Alla scoperta dei gufi nell’Oasi di Cervara a Quinto di Treviso

Gufi segreti e il mistero di quella testa che gira

Nell’oasi di Cervara a Quinto di Treviso per un pomeriggio
si possono conoscere da vicino

Eccoli qui Obi, Bilbo, Soren & Maya (i barbagianni), Eolo (l’Allocco degli Urali) e Jack & Glenn (i gufi comuni). Vivono sereni in quell’angolo di paradiso, lungo il Sile, qual è l’oasi di Cervara a Santa Cristina di Quinto di Treviso. La loro casa si chiama Selva dei gufi e da qualche mese è il primo centro in Italia dove famiglie e scolaresche possono imparare a conoscere, osservare da vicino e ammirare nella magia del volo cinque delle dieci specie di rapaci notturni italiani. E’ il luogo dove tutti possiamo incontrare Obi dai grandi occhioni gialli e i suoi amici Bilbo, Soren, Maya, Eolo, Jack, Glenn. Dove un suggestivo video e una mostra (per tutto giugno) ci raccontano la vita misteriosa di queste creature della notte.

Dove ci si può trasformare per un pomeriggio in gufiere e scoprire chi sono i rapaci notturni, dove vivono, cosa mangiano, quali sono le specie europee e italiane e finalmente vederli volare in libertà. E’ singolare che sebbene i gufi abitino il nostro immaginario collettivo fin dall’infanzia, ben pochi sappiano distinguere un barbagianni da un allocco, una civetta da un gufo comune. Ed è altrettanto incredibile quanto poco si sappia di questi animali.

Solo un paio di mesi fa, per esempio, si è scoperto come facciano a ruotare la propria testa in ogni direzione anche di oltre 270 gradi senza avere mai problemi di circolazione sanguigna.
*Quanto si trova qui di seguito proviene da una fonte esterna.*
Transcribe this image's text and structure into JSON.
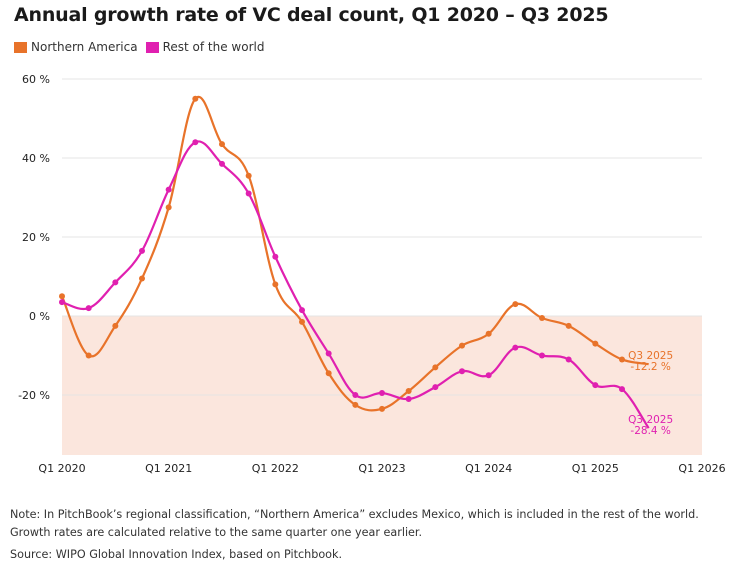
{
  "chart_data": {
    "type": "line",
    "title": "Annual growth rate of VC deal count, Q1 2020 – Q3 2025",
    "xlabel": "",
    "ylabel": "",
    "ylim": [
      -35,
      60
    ],
    "shaded_negative_region": true,
    "x": [
      "Q1 2020",
      "Q2 2020",
      "Q3 2020",
      "Q4 2020",
      "Q1 2021",
      "Q2 2021",
      "Q3 2021",
      "Q4 2021",
      "Q1 2022",
      "Q2 2022",
      "Q3 2022",
      "Q4 2022",
      "Q1 2023",
      "Q2 2023",
      "Q3 2023",
      "Q4 2023",
      "Q1 2024",
      "Q2 2024",
      "Q3 2024",
      "Q4 2024",
      "Q1 2025",
      "Q2 2025",
      "Q3 2025"
    ],
    "x_ticks": [
      "Q1 2020",
      "Q1 2021",
      "Q1 2022",
      "Q1 2023",
      "Q1 2024",
      "Q1 2025",
      "Q1 2026"
    ],
    "y_ticks": [
      {
        "value": 60,
        "label": "60 %"
      },
      {
        "value": 40,
        "label": "40 %"
      },
      {
        "value": 20,
        "label": "20 %"
      },
      {
        "value": 0,
        "label": "0 %"
      },
      {
        "value": -20,
        "label": "-20 %"
      }
    ],
    "series": [
      {
        "name": "Northern America",
        "color": "#e8732a",
        "values": [
          5,
          -10,
          -2.5,
          9.5,
          27.5,
          55,
          43.5,
          35.5,
          8,
          -1.5,
          -14.5,
          -22.5,
          -23.5,
          -19,
          -13,
          -7.5,
          -4.5,
          3,
          -0.5,
          -2.5,
          -7,
          -11,
          -12.2
        ],
        "end_label": "Q3 2025",
        "end_value_label": "-12.2 %"
      },
      {
        "name": "Rest of the world",
        "color": "#e020b0",
        "values": [
          3.5,
          2,
          8.5,
          16.5,
          32,
          44,
          38.5,
          31,
          15,
          1.5,
          -9.5,
          -20,
          -19.5,
          -21,
          -18,
          -14,
          -15,
          -8,
          -10,
          -11,
          -17.5,
          -18.5,
          -28.4
        ],
        "end_label": "Q3 2025",
        "end_value_label": "-28.4 %"
      }
    ]
  },
  "footer": {
    "note": "Note: In PitchBook’s regional classification, “Northern America” excludes Mexico, which is included in the rest of the world. Growth rates are calculated relative to the same quarter one year earlier.",
    "source": "Source: WIPO Global Innovation Index, based on Pitchbook."
  }
}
Lo facessimo noi animali-umani, ci procureremmo un allungamento dannoso dei vasi sanguigni e perfino dei coaguli che, una volta rotti, potrebbero innescare embolie mortali e ictus. La Johns Hopkins University School of Medicine ha scoperto che i gufi – obbligati a ruotare la testa per supplire al campo visivo ridotto e alla relativa immobilità degli occhi – hanno riserve contrattili di sangue che permettono loro di soddisfare il fabbisogno di sangue del cervello e dei grandi occhi mentre ruotano la testa. La stessa rete di supporto vascolare, con le sue numerose interconnessioni, aiuta a ridurre al minimo l’interruzione del flusso e a salvarli da spiacevoli conseguenze. A Cervara i rapaci sono arrivati giovanissimi e sono cresciuti a stretto contatto con i visitatori dell’oasi abituandosi gradualmente al contatto con le persone.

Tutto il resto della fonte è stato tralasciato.